1) Interviewing Sandy Koufax twice, once at Dodgertown in the early 80's, then just last year in Port St. Lucie. Still an icon for me. Still awed by him. Still can't believe I stood only inches away from him.

2) Watching Don Mattingly, then a kid in his early 20's, trying to make the Yankees. He reminded my dad, who came over from Boca Raton to see him, of Lou Gehrig. Mattingly didn't make the team that year, but my dad, now long gone, was right.

3) Hanging out for a week with Roger Clemens at his condo against the water in Tampa, eight years before the Mitchell Report. We listened to country music, shared rows of ribs at a down-home barbecue house, and chatted the days away. I liked him then and like him now, steroids controversy notwithstanding. I still defend his presumption of innocence. Oh, by the way, there was this guy who tagged along with us a few times, someone by the name of Brian McNamee.

4) Talking to "Let's Get It On" singer Marvin Gaye, who dropped by the Yankees camp to take some batting practice. What a serene presence he was. Cool, totally cool. Yet, incredibly, so stunningly...he was dead just months later, shot by his dad.

5) Shooting the breeze in West Palm Beach, under the shade of palms and on a wooden bench, with a 6-foot-10 rookie pitcher named Randy Johnson. We talked about whether height made a differecne for pitchers. He thought it did. I agreed. It was a nice chat. He seemed like an okay guy. Who know that he'd end up being one of the most anti-social baseball players ever to play the game, swatting away the media as if they were gnats.
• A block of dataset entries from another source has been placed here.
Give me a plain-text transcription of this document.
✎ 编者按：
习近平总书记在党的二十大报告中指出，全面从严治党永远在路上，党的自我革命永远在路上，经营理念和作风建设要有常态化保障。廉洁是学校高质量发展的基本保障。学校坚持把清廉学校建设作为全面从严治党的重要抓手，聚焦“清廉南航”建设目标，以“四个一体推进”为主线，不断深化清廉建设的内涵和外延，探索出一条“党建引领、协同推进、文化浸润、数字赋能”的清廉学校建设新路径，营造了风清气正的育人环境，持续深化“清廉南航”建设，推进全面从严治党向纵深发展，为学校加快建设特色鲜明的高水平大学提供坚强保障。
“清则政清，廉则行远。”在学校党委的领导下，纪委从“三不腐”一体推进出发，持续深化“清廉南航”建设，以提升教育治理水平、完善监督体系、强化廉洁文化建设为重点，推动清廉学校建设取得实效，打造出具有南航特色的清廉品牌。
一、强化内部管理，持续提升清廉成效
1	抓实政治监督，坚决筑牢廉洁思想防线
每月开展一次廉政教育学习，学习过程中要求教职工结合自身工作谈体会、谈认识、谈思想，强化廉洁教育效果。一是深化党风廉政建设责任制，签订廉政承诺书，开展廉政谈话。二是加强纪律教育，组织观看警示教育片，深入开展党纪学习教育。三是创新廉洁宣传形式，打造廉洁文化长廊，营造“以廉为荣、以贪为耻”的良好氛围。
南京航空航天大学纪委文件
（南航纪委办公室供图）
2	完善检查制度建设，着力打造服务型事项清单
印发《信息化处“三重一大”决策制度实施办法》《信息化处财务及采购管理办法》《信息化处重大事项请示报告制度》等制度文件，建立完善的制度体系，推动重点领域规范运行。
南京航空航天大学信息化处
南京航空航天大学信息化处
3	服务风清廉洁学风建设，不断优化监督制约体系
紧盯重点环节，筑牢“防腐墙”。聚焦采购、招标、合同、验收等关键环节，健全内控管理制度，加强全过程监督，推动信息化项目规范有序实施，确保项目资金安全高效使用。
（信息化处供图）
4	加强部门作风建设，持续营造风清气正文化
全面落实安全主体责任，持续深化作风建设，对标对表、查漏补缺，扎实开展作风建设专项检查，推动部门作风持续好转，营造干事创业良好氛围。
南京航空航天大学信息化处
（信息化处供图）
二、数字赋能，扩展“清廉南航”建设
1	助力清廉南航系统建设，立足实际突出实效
6) Cringing when I introduced my dad, a lifelong Yankee fanatic, to then-Yankees manager Clyde King, and my dad proceeding to tell King what he needed to do with the lineup and rotation to make it right. LOL

7) Interviewing David Wright and freaking out when I realized that my recorder wasn't on. He didn't miss a beat. "I'll just do the interview all over again," Wright said. What a great kid. Nobody else would ever do that.

8) Asking Alex Rodriguez what he did all winter and him telling me he read self-help and motivational books. Guess he could really use them now.

9) Playing pool with Dave LaPoint, a journeyman pitcher for the Yankees in the 80's who told everyone he was a bit of hustler. I couldn't help but challenge him to an eight-ball duel. So, after a workout one day, he and I headed over to a huge sports bar in Ft. Lauderdale where they had full-size tables. We played around 10 games together. He lost every single one. So much for the self-proclaimed rep. I remember his face turning a shade of red I'd never seen before.

10) Noticing a tiny, rail-thin, earnest-looking kid with big, unblinking eyes running around doing errands for Boss Steinbrenner, who in his heyday certainly knew how to keep people running around. The kid eventually grew in the organization until he became the GM. The kid is Brian Cashman.